Euro index performance chart includes performance for the Bloomberg Barclays Euro-Aggregate: Corporate, Bloomberg Barclays Pan-Euro High Yield, Citigroup EMU Govt Bonds, Citigroup Euro Broad Investment-Grade Bonds, EURIBOR 3M, FTSE® EPRA/NAREIT Europe ex UK, J.P. Morgan ELMI+, J.P. Morgan GBI-EM Global Diversified, MSCI Emerging Markets, MSCI Europe, MSCI Europe ex UK, MSCI Europe Small-Cap, MSCI World ex EMU, MSCI World, and S&P GSCI™ indexes.
UK sterling index performance chart includes performance for the Bloomberg Barclays Sterling Aggregate: Corporate Bond, BofA Merrill Lynch Sterling High Yield, FTSE® 250, FTSE® All-Share, FTSE® British Government All Stocks, FTSE® British Government Index-Linked All Stocks, FTSE® EPRA/NAREIT UK RE, J.P. Morgan ELMI+, J.P. Morgan GBI-EM Global Diversified, LIBOR 3M GBP, MSCI Emerging Markets, MSCI Europe ex UK, MSCI World, MSCI World ex UK, and S&P GSCI™ indexes.
Valuation Exhibits
The composite normalized P/E ratio is calculated by dividing the inflation-adjusted index price by the simple average of three normalized earnings metrics: ten-year average real earnings (i.e., Shiller earnings), trend-line earnings, and return on equity–adjusted earnings. We have removed the bubble years 1998–2000 from our mean and standard deviation calculations. All data are monthly.
Fixed Income Yields
US fixed income yields reflect Bloomberg Barclays Municipal Bond Index, Bloomberg Barclays US Corporate High-Yield Bond Index, Bloomberg Barclays US Corporate Investment-Grade Bond Index, and the ten-year Treasury.

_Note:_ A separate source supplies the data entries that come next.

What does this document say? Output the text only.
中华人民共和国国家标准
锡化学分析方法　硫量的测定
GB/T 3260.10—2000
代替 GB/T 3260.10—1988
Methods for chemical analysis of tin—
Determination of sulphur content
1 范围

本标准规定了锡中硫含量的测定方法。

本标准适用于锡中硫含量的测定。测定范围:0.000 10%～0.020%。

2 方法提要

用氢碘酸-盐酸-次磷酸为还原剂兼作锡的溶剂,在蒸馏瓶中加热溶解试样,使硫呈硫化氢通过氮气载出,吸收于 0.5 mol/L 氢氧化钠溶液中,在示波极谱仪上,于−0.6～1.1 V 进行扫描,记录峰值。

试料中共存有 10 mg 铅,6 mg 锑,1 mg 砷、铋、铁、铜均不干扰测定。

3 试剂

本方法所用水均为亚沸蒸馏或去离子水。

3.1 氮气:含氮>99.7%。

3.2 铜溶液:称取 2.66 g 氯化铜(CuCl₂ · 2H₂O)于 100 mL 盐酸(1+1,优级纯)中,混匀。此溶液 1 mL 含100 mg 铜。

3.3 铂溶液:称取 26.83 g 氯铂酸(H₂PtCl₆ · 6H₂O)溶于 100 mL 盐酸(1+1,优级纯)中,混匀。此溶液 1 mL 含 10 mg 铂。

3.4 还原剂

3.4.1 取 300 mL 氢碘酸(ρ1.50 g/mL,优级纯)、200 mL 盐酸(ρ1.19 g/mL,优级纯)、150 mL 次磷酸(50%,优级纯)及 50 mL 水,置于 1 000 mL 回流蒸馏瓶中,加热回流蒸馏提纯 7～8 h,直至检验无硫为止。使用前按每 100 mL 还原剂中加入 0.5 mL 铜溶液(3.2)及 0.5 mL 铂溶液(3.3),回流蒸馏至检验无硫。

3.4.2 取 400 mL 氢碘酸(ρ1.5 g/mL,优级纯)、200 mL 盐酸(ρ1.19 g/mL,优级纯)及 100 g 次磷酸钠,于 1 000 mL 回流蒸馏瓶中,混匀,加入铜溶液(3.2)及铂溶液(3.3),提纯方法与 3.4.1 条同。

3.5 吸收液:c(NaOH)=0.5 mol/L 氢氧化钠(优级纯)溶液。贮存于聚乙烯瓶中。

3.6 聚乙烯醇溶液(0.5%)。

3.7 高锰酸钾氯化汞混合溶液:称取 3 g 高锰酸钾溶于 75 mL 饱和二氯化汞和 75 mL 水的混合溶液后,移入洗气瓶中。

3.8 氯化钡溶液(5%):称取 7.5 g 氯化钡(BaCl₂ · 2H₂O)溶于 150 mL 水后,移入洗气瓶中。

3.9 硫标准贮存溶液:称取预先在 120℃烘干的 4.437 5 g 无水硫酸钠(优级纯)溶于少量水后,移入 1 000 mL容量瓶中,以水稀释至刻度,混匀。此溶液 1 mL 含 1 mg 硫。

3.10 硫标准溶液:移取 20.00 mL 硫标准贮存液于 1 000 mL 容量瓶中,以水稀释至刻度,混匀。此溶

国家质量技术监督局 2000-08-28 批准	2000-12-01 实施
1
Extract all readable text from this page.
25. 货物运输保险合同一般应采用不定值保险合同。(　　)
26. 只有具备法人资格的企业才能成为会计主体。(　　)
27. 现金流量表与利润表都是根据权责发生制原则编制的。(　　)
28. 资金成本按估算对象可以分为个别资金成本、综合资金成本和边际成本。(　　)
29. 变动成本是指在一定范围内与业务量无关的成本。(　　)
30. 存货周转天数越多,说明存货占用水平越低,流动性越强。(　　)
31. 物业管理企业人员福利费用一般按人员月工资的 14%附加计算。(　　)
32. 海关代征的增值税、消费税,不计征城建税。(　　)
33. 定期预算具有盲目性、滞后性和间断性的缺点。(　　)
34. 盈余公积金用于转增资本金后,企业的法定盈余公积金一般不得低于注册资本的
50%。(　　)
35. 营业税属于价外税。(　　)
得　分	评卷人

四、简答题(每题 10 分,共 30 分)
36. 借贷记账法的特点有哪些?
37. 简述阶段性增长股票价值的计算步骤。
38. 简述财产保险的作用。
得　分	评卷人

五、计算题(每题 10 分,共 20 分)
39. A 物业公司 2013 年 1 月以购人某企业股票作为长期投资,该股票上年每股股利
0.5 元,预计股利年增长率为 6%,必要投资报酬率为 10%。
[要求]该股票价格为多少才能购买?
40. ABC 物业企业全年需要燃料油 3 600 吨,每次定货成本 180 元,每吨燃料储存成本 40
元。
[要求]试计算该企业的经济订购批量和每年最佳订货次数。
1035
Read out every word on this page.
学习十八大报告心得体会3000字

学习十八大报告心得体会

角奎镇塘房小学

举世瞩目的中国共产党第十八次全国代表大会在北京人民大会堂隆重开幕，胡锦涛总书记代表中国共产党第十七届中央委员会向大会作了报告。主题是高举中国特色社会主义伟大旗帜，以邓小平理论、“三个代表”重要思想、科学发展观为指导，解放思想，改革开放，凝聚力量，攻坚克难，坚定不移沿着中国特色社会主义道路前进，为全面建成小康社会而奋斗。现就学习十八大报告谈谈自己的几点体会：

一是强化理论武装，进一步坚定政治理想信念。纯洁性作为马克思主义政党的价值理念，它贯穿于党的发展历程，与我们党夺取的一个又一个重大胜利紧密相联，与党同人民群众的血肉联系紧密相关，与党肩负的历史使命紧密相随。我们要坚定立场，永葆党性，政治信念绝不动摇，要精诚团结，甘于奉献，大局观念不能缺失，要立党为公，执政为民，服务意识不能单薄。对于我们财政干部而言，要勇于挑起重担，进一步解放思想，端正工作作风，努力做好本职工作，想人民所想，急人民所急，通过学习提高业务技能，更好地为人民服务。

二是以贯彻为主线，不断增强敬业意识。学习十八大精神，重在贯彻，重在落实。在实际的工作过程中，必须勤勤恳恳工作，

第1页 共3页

European fixed income yields reflect the BofA Merrill Lynch Euro Corporate AA Bond Index, BofA Merrill Lynch Euro Corporate Bond Index, Barclays Pan-European Aggregate High Yield Bond Index, Bloomberg Twenty-Year European Government Bond Index (nominal), ten-year German bund, 20-year European Inflation Swaps (inflation expectations), and the real yield calculated as the difference between the inflation expectation and nominal yield.
UK sterling fixed income yields reflect the BofA Merrill Lynch Sterling Corporate AA Bond Index, BofA Merrill Lynch Sterling Corporate Bond Index, UK ten-year gilts, and Bank of England 20-year nominal, real, and zero coupon (inflation expectations) yields.